Don't you hate it when you come home from a leisurely walk to find your home has vanished without a trace? No, that hasn't happened to you? You're obviously not from a royal family with a tendency to anger evil wizards, then. That's exactly the scenario that King Graham of Daventry encounters in King's Quest V: Absence Makes the Heart Go Yonder, one of the most notable and memorable (if not for entirely the right reasons) Sierra games ever made.
The premise is straightforward. Mordack, a dark wizard with an unknown grudge against the royals of Daventry, whisks the castle and all its inhabitants away. King Graham, returning as a playable character for the first time since King's Quest II, returns to find his home and family missing. Fortunately, a talkative owl named Cedric just happened to witness the event, and escorts Graham to the far off land of Serenia to discuss the matter with Crispin, Cedric's employer and a very good (if scatterbrained) wizard. Armed with only his wits and a faulty magic wand, Graham sets off to confront Mordack and rescue his family, with Cedric by his side. Along the way, he'll discover the reason for Mordack's actions and encounter numerous friends and foes.
Like other entries in Sierra's flagship King's Quest series, number 5 was revolutionary at the time of its release. It was Sierra's first 256 color VGA game, though a downgraded 16 color EGA version was also released for those with older computers(there was even a NES port). It was also the first Sierra game to receive alternate language releases and a CD-ROM edition with digitized speech. Of course, being the first in so many areas, it did not succeed on every front. The voice acting, performed by members of the Sierra staff, sounds like it was recorded in an abandoned gymnasium on a Yak Bak and unfortunately cannot be switched off, as Sierra inexplicably removed the dialogue text from the CD resources. For this reason, I recommend the floppy disk release. This allows players to focus on the beauty of the artwork and MIDI musical score without sloppy, hissy speech marring the experience.
Gameplay is a compelling, if mixed, bag. The plot is intriguing and the high stakes of Graham's mission add an excitement and tension not present in all earlier entries. Serenia and its surrounding locations are incredibly well designed and diverse in style - there isn't a single location that isn't enjoyable to play and explore. Unfortunately, despite these perks, King's Quest V does commit many of the cardinal sins of point-and-click adventure gaming. Certain items necessary at the end of the game must be located early on and are very easy to miss. Dead-ends are plentiful and Graham can die quite unexpectedly - be careful when walking alongside cliffs and rivers, it's easy to take a swan dive! Many tasks also do not have obvious solutions and require some trial and error. It is rewarding when you've managed to figure things out, however, and newcomers can easily be forgiven for looking up a hint or two to help them on their way. The atmosphere makes up for much of the gameplay shortcomings, as the hand-painted backdrops are beautiful and set a high bar for the subsequent games of this type to follow.
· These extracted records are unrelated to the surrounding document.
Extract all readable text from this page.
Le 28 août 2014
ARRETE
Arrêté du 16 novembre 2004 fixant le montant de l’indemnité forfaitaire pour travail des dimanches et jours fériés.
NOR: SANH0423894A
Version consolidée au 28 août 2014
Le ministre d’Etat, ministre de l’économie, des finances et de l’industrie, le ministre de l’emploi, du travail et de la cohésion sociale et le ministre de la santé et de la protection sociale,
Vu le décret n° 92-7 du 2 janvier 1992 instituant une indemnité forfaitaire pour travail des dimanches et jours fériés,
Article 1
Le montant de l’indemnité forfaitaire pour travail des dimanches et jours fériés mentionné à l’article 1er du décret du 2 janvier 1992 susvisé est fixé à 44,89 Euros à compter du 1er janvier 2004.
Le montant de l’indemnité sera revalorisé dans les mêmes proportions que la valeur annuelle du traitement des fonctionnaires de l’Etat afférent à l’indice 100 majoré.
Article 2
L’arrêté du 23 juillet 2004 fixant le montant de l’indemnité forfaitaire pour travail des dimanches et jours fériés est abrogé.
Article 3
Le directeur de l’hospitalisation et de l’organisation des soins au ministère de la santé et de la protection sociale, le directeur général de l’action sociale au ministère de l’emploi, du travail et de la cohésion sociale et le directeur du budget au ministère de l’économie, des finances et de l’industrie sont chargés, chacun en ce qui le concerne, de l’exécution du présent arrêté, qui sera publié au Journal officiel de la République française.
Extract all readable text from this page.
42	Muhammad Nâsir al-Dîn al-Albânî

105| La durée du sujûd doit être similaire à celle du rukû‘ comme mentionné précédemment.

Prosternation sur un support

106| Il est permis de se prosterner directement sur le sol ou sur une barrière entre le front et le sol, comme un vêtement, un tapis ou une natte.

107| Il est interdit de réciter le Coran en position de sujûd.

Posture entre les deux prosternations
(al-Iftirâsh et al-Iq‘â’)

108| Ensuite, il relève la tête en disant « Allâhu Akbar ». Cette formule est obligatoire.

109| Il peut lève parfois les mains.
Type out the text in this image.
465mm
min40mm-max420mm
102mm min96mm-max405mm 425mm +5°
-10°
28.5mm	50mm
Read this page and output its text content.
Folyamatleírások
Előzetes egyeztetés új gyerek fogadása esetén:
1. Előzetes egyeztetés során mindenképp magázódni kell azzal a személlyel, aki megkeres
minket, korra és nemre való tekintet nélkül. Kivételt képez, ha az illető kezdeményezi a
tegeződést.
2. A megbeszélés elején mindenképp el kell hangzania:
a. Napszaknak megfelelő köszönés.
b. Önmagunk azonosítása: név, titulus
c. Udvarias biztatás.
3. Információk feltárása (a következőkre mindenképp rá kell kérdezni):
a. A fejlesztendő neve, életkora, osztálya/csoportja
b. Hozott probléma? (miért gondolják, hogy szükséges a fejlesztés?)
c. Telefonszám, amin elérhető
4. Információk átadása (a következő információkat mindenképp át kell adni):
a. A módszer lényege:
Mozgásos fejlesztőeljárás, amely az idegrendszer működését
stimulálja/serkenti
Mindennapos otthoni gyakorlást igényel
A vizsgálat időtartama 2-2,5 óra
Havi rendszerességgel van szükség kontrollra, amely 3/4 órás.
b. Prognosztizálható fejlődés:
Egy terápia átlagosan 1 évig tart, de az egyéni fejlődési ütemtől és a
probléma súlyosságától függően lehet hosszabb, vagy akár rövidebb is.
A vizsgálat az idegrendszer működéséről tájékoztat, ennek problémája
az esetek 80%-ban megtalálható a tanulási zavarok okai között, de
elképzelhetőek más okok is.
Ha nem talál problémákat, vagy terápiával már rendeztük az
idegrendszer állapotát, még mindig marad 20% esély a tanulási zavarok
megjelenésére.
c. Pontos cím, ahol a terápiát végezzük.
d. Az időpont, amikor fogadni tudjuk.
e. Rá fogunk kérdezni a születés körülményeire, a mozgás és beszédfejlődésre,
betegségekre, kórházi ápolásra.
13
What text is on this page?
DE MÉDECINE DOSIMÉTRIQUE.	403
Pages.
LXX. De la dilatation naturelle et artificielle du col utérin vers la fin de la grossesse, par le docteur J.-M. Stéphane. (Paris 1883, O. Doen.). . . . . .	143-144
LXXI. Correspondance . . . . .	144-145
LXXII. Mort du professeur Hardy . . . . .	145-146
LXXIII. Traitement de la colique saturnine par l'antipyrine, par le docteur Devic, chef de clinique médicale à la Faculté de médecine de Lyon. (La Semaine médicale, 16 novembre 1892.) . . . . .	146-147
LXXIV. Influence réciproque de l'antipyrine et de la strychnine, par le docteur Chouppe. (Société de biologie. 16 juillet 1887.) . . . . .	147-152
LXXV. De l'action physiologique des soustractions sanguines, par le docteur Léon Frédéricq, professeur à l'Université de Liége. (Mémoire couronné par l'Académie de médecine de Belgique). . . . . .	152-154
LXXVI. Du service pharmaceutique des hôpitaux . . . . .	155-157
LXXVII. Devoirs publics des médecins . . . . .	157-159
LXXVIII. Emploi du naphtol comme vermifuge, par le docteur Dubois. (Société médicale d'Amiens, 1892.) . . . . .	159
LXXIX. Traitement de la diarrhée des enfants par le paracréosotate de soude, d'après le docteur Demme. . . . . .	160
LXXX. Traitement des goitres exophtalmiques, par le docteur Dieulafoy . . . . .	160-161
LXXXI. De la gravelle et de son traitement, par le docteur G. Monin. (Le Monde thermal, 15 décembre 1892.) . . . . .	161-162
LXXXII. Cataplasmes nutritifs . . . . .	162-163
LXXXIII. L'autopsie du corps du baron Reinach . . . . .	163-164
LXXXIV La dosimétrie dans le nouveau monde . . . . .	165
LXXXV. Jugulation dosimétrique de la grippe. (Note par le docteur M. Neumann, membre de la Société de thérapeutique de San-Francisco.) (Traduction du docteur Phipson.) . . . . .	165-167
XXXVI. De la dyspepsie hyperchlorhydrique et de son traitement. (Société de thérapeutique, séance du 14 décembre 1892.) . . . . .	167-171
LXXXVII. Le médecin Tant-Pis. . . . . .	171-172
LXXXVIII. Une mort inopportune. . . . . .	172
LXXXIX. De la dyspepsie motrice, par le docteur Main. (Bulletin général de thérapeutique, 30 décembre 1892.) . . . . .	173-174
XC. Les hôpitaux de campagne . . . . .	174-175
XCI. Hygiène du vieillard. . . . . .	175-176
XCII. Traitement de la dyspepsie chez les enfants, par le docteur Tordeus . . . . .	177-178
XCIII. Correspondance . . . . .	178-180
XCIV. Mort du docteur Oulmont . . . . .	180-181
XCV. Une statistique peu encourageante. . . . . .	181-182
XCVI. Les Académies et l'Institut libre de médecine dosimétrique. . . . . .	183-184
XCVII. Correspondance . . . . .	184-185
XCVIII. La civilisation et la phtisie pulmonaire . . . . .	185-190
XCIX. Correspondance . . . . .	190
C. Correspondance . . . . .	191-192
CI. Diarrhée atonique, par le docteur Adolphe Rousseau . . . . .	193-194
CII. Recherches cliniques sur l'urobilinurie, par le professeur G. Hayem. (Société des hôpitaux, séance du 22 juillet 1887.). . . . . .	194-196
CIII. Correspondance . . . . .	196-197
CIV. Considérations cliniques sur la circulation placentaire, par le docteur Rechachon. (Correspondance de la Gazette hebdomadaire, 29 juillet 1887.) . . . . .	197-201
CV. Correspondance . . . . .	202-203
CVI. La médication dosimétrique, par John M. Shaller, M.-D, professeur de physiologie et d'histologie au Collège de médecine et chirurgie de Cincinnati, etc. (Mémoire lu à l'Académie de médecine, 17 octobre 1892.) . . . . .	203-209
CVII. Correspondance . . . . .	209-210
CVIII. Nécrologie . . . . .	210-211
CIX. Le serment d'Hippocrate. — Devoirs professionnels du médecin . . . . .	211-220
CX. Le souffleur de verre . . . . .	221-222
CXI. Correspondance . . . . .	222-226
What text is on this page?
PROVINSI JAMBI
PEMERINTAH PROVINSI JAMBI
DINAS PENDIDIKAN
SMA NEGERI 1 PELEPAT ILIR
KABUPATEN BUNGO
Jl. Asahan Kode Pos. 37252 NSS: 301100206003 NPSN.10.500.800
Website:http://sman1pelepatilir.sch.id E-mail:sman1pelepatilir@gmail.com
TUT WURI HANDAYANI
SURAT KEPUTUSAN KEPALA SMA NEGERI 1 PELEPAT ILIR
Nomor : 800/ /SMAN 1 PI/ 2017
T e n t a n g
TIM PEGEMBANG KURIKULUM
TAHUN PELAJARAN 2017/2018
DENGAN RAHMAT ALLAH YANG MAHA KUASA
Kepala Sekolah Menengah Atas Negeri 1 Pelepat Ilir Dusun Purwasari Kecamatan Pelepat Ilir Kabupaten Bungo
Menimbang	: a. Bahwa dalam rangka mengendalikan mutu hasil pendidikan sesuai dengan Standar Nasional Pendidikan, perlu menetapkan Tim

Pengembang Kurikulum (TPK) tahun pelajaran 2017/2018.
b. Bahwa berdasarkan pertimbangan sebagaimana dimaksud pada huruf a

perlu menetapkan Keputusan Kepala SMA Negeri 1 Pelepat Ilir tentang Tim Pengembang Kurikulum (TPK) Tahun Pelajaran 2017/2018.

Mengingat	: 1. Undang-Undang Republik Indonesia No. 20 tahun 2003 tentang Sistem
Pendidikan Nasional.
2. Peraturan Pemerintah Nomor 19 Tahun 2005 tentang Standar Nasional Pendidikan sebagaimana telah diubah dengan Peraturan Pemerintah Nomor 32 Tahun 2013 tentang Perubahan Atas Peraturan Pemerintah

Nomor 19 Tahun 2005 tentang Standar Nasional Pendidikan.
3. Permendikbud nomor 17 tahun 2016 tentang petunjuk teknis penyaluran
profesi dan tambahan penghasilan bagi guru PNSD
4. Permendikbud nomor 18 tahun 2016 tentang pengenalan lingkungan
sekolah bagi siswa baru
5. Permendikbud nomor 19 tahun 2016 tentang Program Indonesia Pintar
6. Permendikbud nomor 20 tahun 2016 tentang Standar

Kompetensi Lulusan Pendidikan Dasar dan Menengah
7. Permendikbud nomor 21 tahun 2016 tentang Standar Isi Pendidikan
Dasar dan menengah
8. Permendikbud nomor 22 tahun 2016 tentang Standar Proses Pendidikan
The musical score is equally enchanting, especially when played back on an MT-32.
The characters Graham encounters during his journey are colorful and memorable - though one in particular has gone down in infamy. Cedric the Owl has the ignominious distinction of being one of the most reviled characters in gaming history. Though the worthiness of this reaction may be arguable, it is not entirely without reason. He does nothing whatsoever to aid Graham on his quest, and instead spends his time stating the obvious, cowering in fright and getting himself into scrapes Graham must rescue him from. His negative reputation was undoubtedly exacerbated by his CD voice actor adopting a shrill falsetto that did not record well on Sierra's limited sound equipment. On diskette, with only text boxes to convey his dialogue, Cedric fares much better. True, he doesn't offer much in the way of help, but he doesn't grate on the nerves as much when mute. If Cedric was intended to serve as comedy relief, Sierra fell short, and they may have done well to write him lines that were actually funny. Fortunately, there are plenty of other rewarding characters and moments to counteract this, and Cedric ultimately doesn't drag the game down as much as some may claim.
Ultimately, King's Quest V is a worthy entry in the series. Not only did it advance the technology of adventure games, it's story did a great job at both building upon the world previously established and paving the way for the future, as the ending perfectly sets up the plot for King's Quest VI. It's incredibly frustrating in spots and not altogether straightforward, but the beauty of the world presented and the fun of exploration makes up for a lot. So throw on your adventurer's cap and give it a whirl, and keep a custard pie handy for close encounters.